POJ 1753 Flip Game(高斯消元+状压枚举)
Time Limit: 1000MS | Memory Limit: 65536K | |
Total Submissions: 45691 | Accepted: 19590 |
Description
- Choose any one of the 16 pieces.
- Flip the chosen piece and also all adjacent pieces to the left, to the right, to the top, and to the bottom of the chosen piece (if there are any).

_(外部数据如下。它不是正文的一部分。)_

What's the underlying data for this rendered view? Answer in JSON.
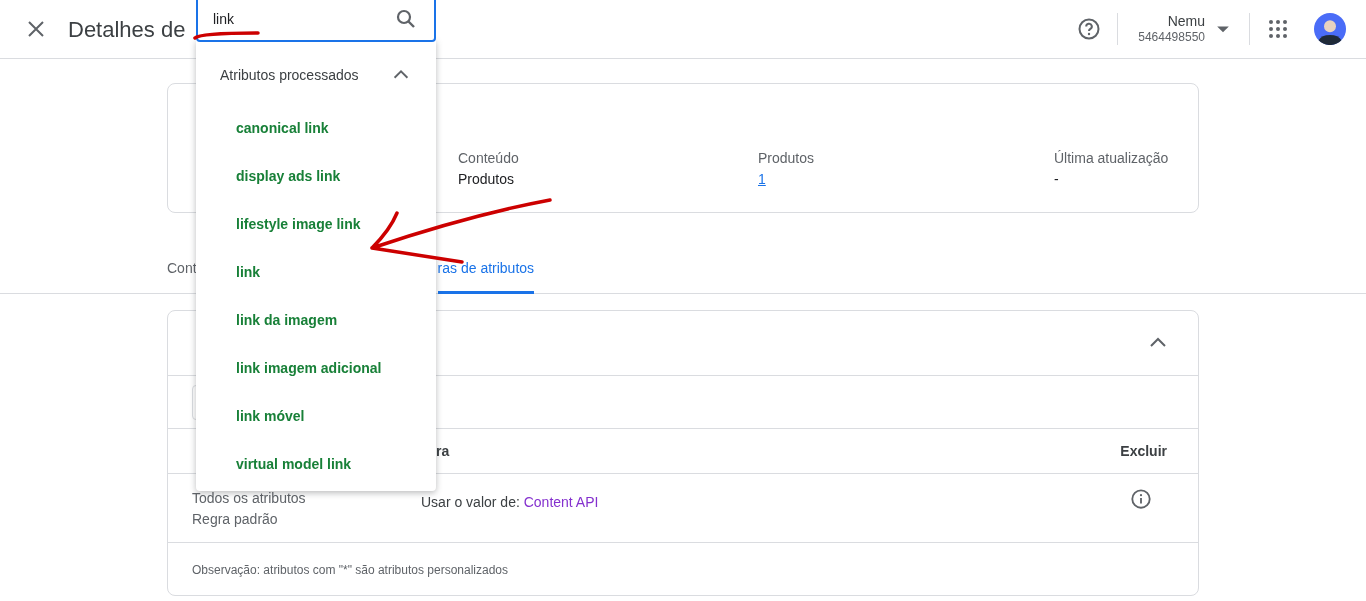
{
  "header": {
    "title": "Detalhes de",
    "account_name": "Nemu",
    "account_id": "5464498550"
  },
  "search": {
    "value": "link"
  },
  "dropdown": {
    "group": "Atributos processados",
    "expanded": true,
    "items": [
      {
        "label": "canonical link"
      },
      {
        "label": "display ads link"
      },
      {
        "label": "lifestyle image link"
      },
      {
        "label": "link"
      },
      {
        "label": "link da imagem"
      },
      {
        "label": "link imagem adicional"
      },
      {
        "label": "link móvel"
      },
      {
        "label": "virtual model link"
      }
    ]
  },
  "summary_card": {
    "fields": [
      {
        "label": "Conteúdo",
        "value": "Produtos",
        "kind": "text"
      },
      {
        "label": "Produtos",
        "value": "1",
        "kind": "link"
      },
      {
        "label": "Última atualização",
        "value": "-",
        "kind": "text"
      }
    ]
  },
  "tabs": [
    {
      "label": "Cont",
      "selected": false
    },
    {
      "label": "ras de atributos",
      "selected": true
    }
  ],
  "section": {
    "expanded": true,
    "columns": [
      "ra",
      "Excluir"
    ],
    "rows": [
      {
        "attribute": "Todos os atributos",
        "note": "Regra padrão",
        "rule_prefix": "Usar o valor de:",
        "rule_source": "Content API"
      }
    ],
    "footnote": "Observação: atributos com \"*\" são atributos personalizados"
  }
}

Consider the following position as an example:
bwbw
wwww
bbwb
bwwb
Here "b" denotes pieces lying their black side up and "w" denotes pieces lying their white side up. If we choose to flip the 1st piece from the 3rd row (this choice is shown at the picture), then the field will become:
bwbw
bwww
wwwb
wwwb
The goal of the game is to flip either all pieces white side up or all pieces black side up. You are to write a program that will search for the minimum number of rounds needed to achieve this goal.
Input
Output
Sample Input
bwwb
bbwb
bwwb
bwww
Sample Output
4
题目链接:POJ 1753
跟POJ 1222一样,只是会出现自由变量,那么我们可以用二进制枚举他们的值(由于是开关只能为0或1),然后他们的值即ans数组,然后再在高斯消元最后的回代法中考虑进这些自由变量的枚举值,计算ans中1的个数,要做两次这样的操作,因为最后的状态可以是全黑也可以是全白。代码里用模2的普通消元运算来代替异或运算,方便当模版
代码:
#include <stdio.h>
#include <iostream>
#include <algorithm>
#include <cstdlib>
#include <sstream>
#include <numeric>
#include <cstring>
#include <bitset>
#include <string>
#include <deque>
#include <stack>
#include <cmath>
#include <queue>
#include <set>
#include <map>
using namespace std;
#define INF 0x3f3f3f3f
#define LC(x) (x<<1)
#define RC(x) ((x<<1)+1)
#define MID(x,y) ((x+y)>>1)
#define fin(name) freopen(name,"r",stdin)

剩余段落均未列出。